Janus took a pause, a pause that made Remus grow tense again, what if he said no?
“What’s the dowry?” Janus purred and Remus could help the chuckle he let out.
“Whatever I have in my pockets and…the last photo on my camera reel?”
“I accept.” Janus replied putting both of his hands on Remus’s neck drawing them closer together.
It was meant to be, they were meant to be, they both knew it for sure as their lips met in a passionate first kiss. Remus’s hands cupping Janus’s face and Janus’s hands on Remus’s shoulders.
Well Remus was right, things wouldn’t ever be the same after that.
— And now we’re back with Roman —
It was Roman’s last class of the day, theater.

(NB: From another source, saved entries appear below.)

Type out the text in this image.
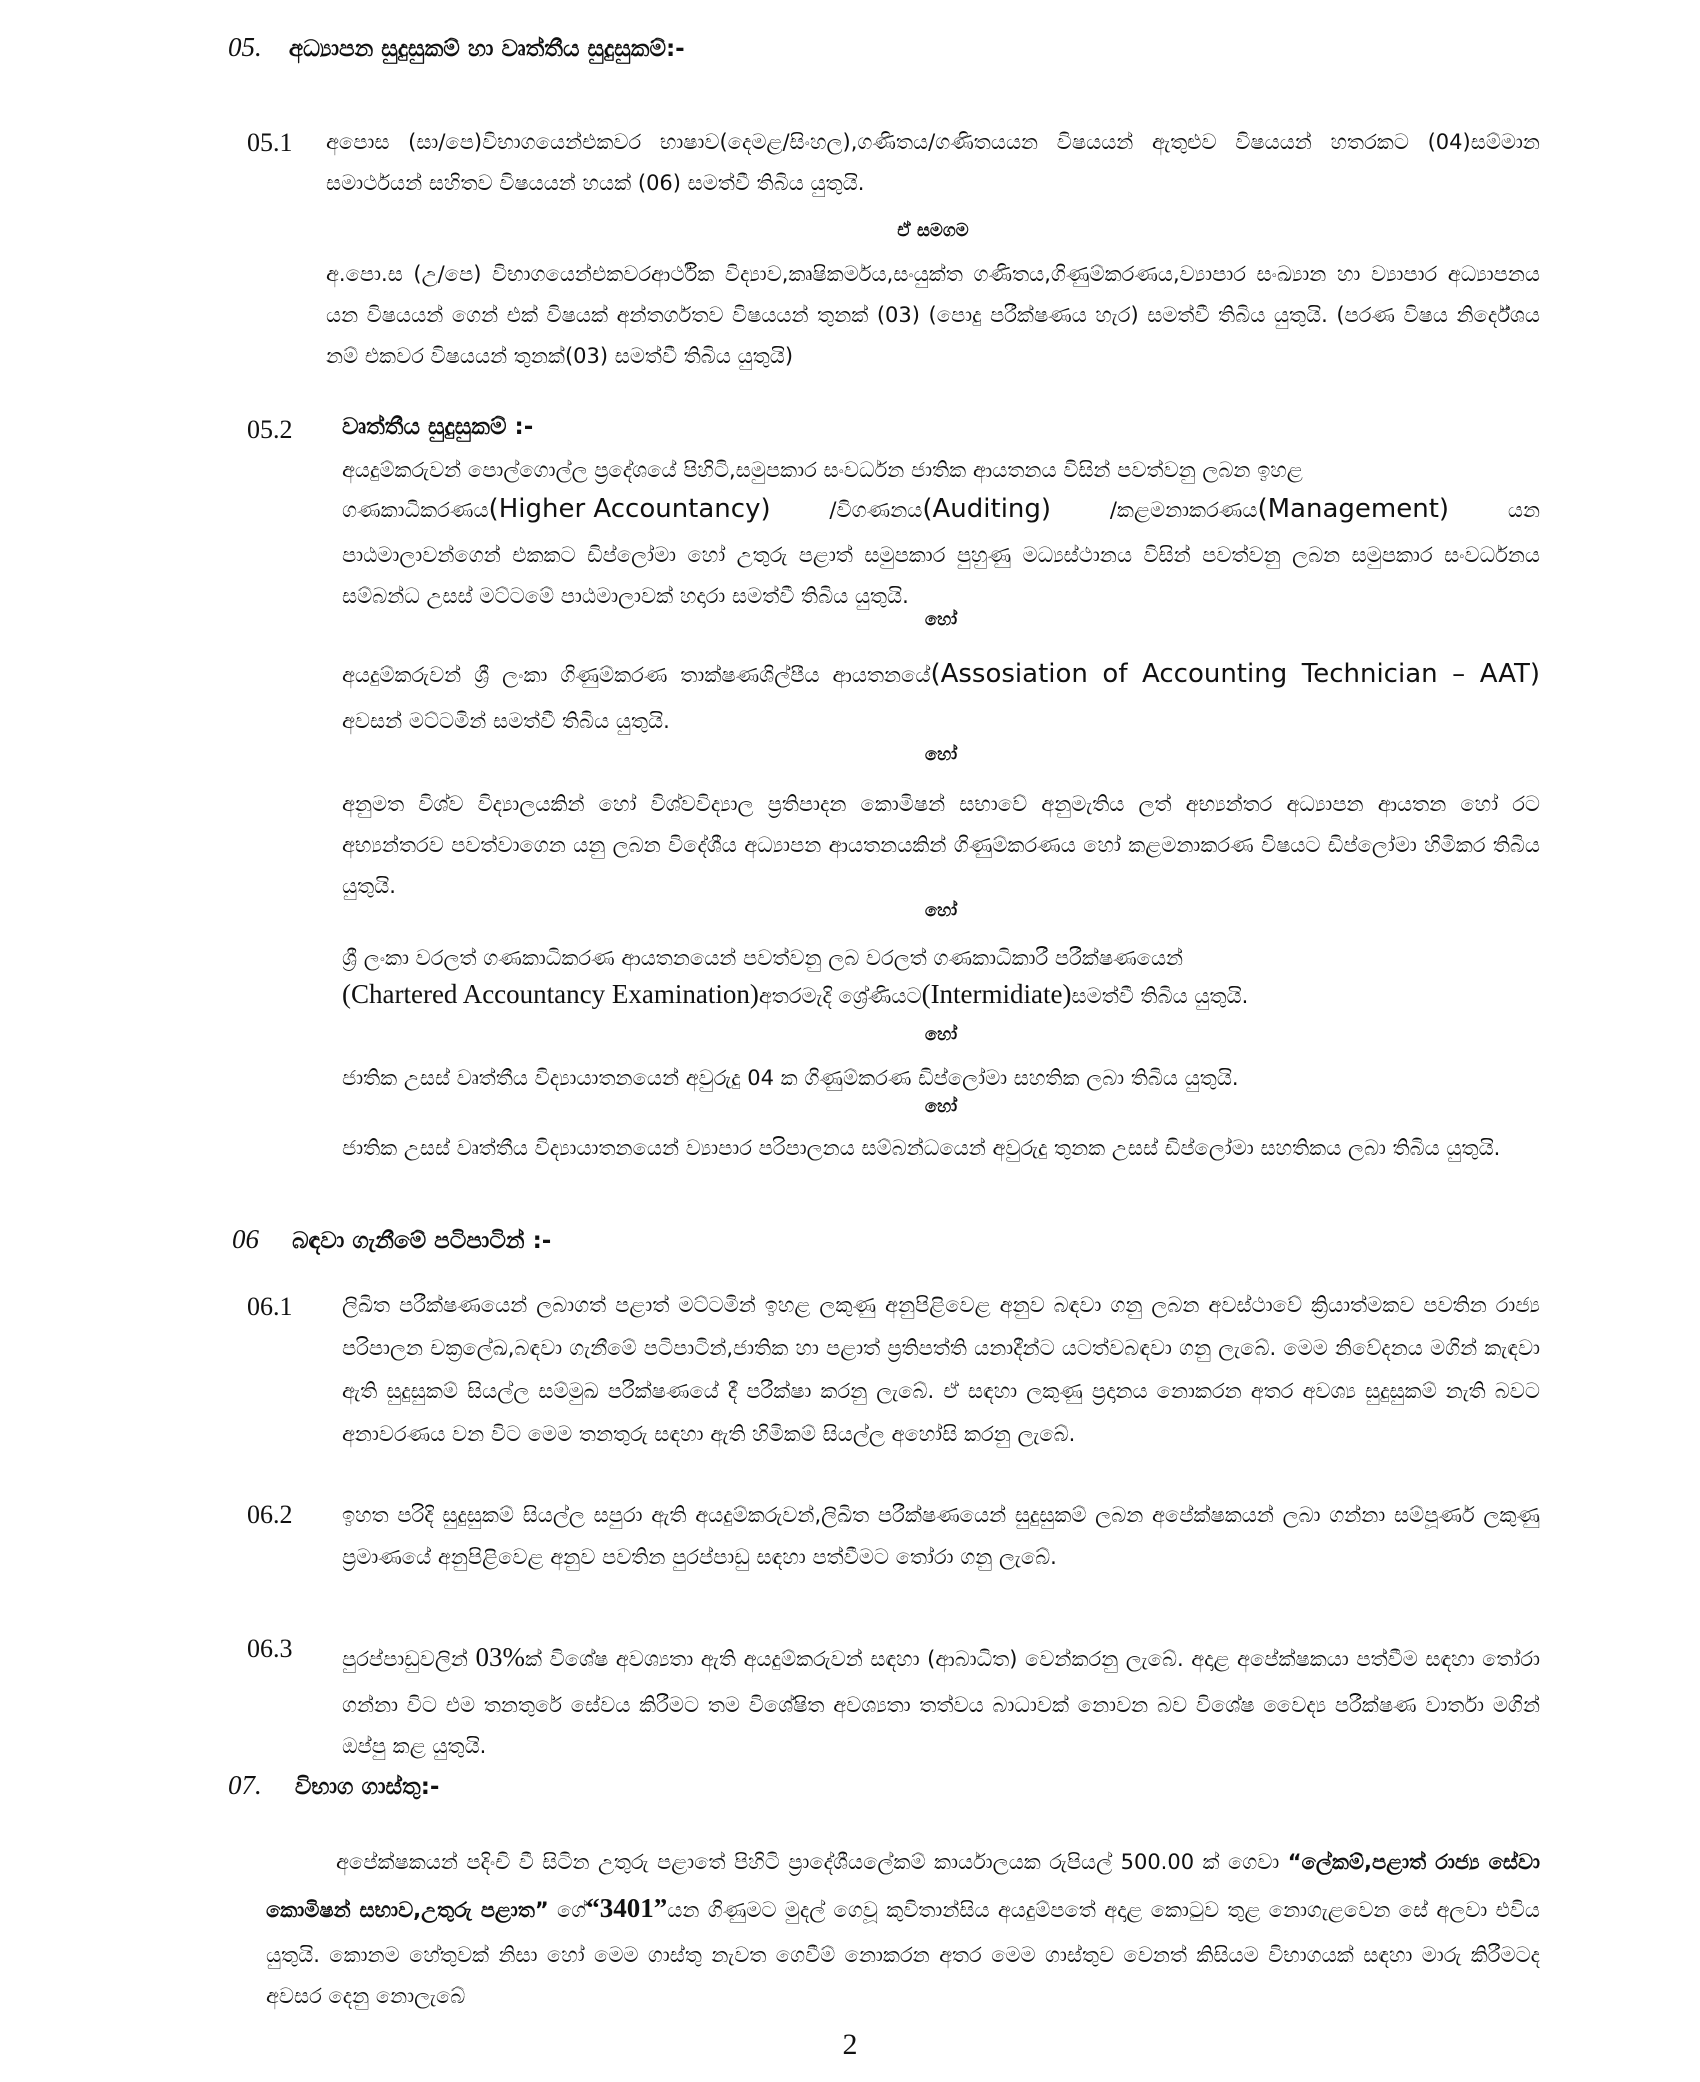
05. අධ්‍යාපන සුදුසුකම් හා වෘත්තීය සුදුසුකම්:-
05.1 අපොස (සා/පෙ)විභාගයෙන්එකවර භාෂාව(දෙමළ/සිංහල),ගණිතය/ගණිතයයන විෂයයන් ඇතුළුව විෂයයන් හතරකට (04)සම්මාන සමාර්ථයන් සහිතව විෂයයන් හයක් (06) සමත්වී තිබිය යුතුයි.

ඒ සමගම

අ.පො.ස (උ/පෙ) විභාගයෙන්එකවරආර්ථික විද්‍යාව,කෘෂිකර්මය,සංයුක්ත ගණිතය,ගිණුම්කරණය,ව්‍යාපාර සංඛ්‍යාන හා ව්‍යාපාර අධ්‍යාපනය යන විෂයයන් ගෙන් එක් විෂයක් අන්තර්ගතව විෂයයන් තුනක් (03) (පොදු පරීක්ෂණය හැර) සමත්වී තිබිය යුතුයි. (පරණ විෂය නිර්දේශය නම් එකවර විෂයයන් තුනක්(03) සමත්වී තිබිය යුතුයි)

05.2 වෘත්තීය සුදුසුකම් :-

අයදුම්කරුවන් පොල්ගොල්ල ප්‍රදේශයේ පිහිටි,සමුපකාර සංවර්ධන ජාතික ආයතනය විසින් පවත්වනු ලබන ඉහළ

ගණකාධිකරණය(Higher Accountancy)	/විගණනය(Auditing)	/කළමනාකරණය(Management)	යන

පාඨමාලාවන්ගෙන් එකකට ඩිප්ලෝමා හෝ උතුරු පළාත් සමුපකාර පුහුණු මධ්‍යස්ථානය විසින් පවත්වනු ලබන සමුපකාර සංවර්ධනය සම්බන්ධ උසස් මට්ටමේ පාඨමාලාවක් හදාරා සමත්වී තිබිය යුතුයි.

හෝ
අයදුම්කරුවන් ශ්‍රී ලංකා ගිණුම්කරණ තාක්ෂණශිල්පීය ආයතනයේ(Assosiation of Accounting Technician – AAT) අවසන් මට්ටමින් සමත්වී තිබිය යුතුයි.
හෝ

අනුමත විශ්ව විද්‍යාලයකින් හෝ විශ්වවිද්‍යාල ප්‍රතිපාදන කොමිෂන් සභාවේ අනුමැතිය ලත් අභ්‍යන්තර අධ්‍යාපන ආයතන හෝ රට අභ්‍යන්තරව පවත්වාගෙන යනු ලබන විදේශීය අධ්‍යාපන ආයතනයකින් ගිණුම්කරණය හෝ කළමනාකරණ විෂයට ඩිප්ලෝමා හිමිකර තිබිය යුතුයි.

හෝ

ශ්‍රී ලංකා වරලත් ගණකාධිකරණ ආයතනයෙන් පවත්වනු ලබ වරලත් ගණකාධිකාරී පරීක්ෂණයෙන්

(Chartered Accountancy Examination)අතරමැදි ශ්‍රේණියට(Intermidiate)සමත්වී තිබිය යුතුයි.
හෝ

ජාතික උසස් වෘත්තීය විද්‍යායාතනයෙන් අවුරුදු 04 ක ගිණුම්කරණ ඩිප්ලෝමා සහතික ලබා තිබිය යුතුයි.

හෝ

ජාතික උසස් වෘත්තීය විද්‍යායාතනයෙන් ව්‍යාපාර පරිපාලනය සම්බන්ධයෙන් අවුරුදු තුනක උසස් ඩිප්ලෝමා සහතිකය ලබා තිබිය යුතුයි.

06 බඳවා ගැනීමේ පටිපාටින් :-
06.1 ලිඛිත පරීක්ෂණයෙන් ලබාගත් පළාත් මට්ටමින් ඉහළ ලකුණු අනුපිළිවෙළ අනුව බඳවා ගනු ලබන අවස්ථාවේ ක්‍රියාත්මකව පවතින රාජ්‍ය පරිපාලන චක්‍රලේඛ,බඳවා ගැනීමේ පටිපාටින්,ජාතික හා පළාත් ප්‍රතිපත්ති යනාදීන්ට යටත්වබඳවා ගනු ලැබේ. මෙම නිවේදනය මගින් කැඳවා ඇති සුදුසුකම් සියල්ල සම්මුඛ පරීක්ෂණයේ දී පරීක්ෂා කරනු ලැබේ. ඒ සඳහා ලකුණු ප්‍රදානය නොකරන අතර අවශ්‍ය සුදුසුකම් නැති බවට අනාවරණය වන විට මෙම තනතුරු සඳහා ඇති හිමිකම් සියල්ල අහෝසි කරනු ලැබේ.

06.2 ඉහත පරිදි සුදුසුකම් සියල්ල සපුරා ඇති අයදුම්කරුවන්,ලිඛිත පරීක්ෂණයෙන් සුදුසුකම් ලබන අපේක්ෂකයන් ලබා ගන්නා සම්පූර්ණ ලකුණු ප්‍රමාණයේ අනුපිළිවෙළ අනුව පවතින පුරප්පාඩු සඳහා පත්වීමට තෝරා ගනු ලැබේ.

06.3 පුරප්පාඩුවලින් 03%ක් විශේෂ අවශ්‍යතා ඇති අයදුම්කරුවන් සඳහා (ආබාධිත) වෙන්කරනු ලැබේ. අදාළ අපේක්ෂකයා පත්වීම සඳහා තෝරා ගන්නා විට එම තනතුරේ සේවය කිරීමට තම විශේෂිත අවශ්‍යතා තත්වය බාධාවක් නොවන බව විශේෂ වෛද්‍ය පරීක්ෂණ වාර්තා මගින් ඔප්පු කළ යුතුයි.
07. විභාග ගාස්තු:-
අපේක්ෂකයන් පදිංචි වී සිටින උතුරු පළාතේ පිහිටි ප්‍රාදේශීයලේකම් කාර්යාලයක රුපියල් 500.00 ක් ගෙවා “ලේකම්,පළාත් රාජ්‍ය සේවා කොමිෂන් සභාව,උතුරු පළාත” ගේ“3401”යන ගිණුමට මුදල් ගෙවූ කුවිතාන්සිය අයදුම්පතේ අදාළ කොටුව තුළ නොගැළවෙන සේ අලවා එවිය යුතුයි. කොනම හේතුවක් නිසා හෝ මෙම ගාස්තු නැවත ගෙවීම් නොකරන අතර මෙම ගාස්තුව වෙනත් කිසියම විභාගයක් සඳහා මාරු කිරීමටද අවසර දෙනු නොලැබේ
2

Which should have made Roman happy but he was too busy wallowing in self pity to be happy about his favorite class. He had tried to talk to Virgil twice that day but every time he messed up and ended up running away.
The first time during lunch he almost walked up to Virgil but then the person Virgil had been sitting with spotted him and Roman panicked.
Then the second time after lunch on his way to his fourth period he spotted Virgil in the hall and tried to introduce himself but ended up saying “Hi, I’m Roman numeral.” Where did that even come from?
After that attempt Roman became even more stressed out, fearing he had already made his own soulmate hate him. To make the situation even worse he had his Theater period with Virgil so he was just sitting in his seat in the auditorium trying not to look at Virgil.
Perfect, just perfect.
Since it was the first class after they closed their show the teacher had a small party planned where they pretty much got to eat snacks and talk with each other all period. Roman tried to sit at his own desk and focus on one of his latest passion projects but he just found himself fantasizing about Virgil. How the universe had planned for them to be together but was making it so difficult for Roman to talk to him without sounding like a complete brain dead moron.
Roman was so busy mentally scolding himself that he almost missed the tap on his shoulder. When he looked up from his paper he saw Virgil standing next to him.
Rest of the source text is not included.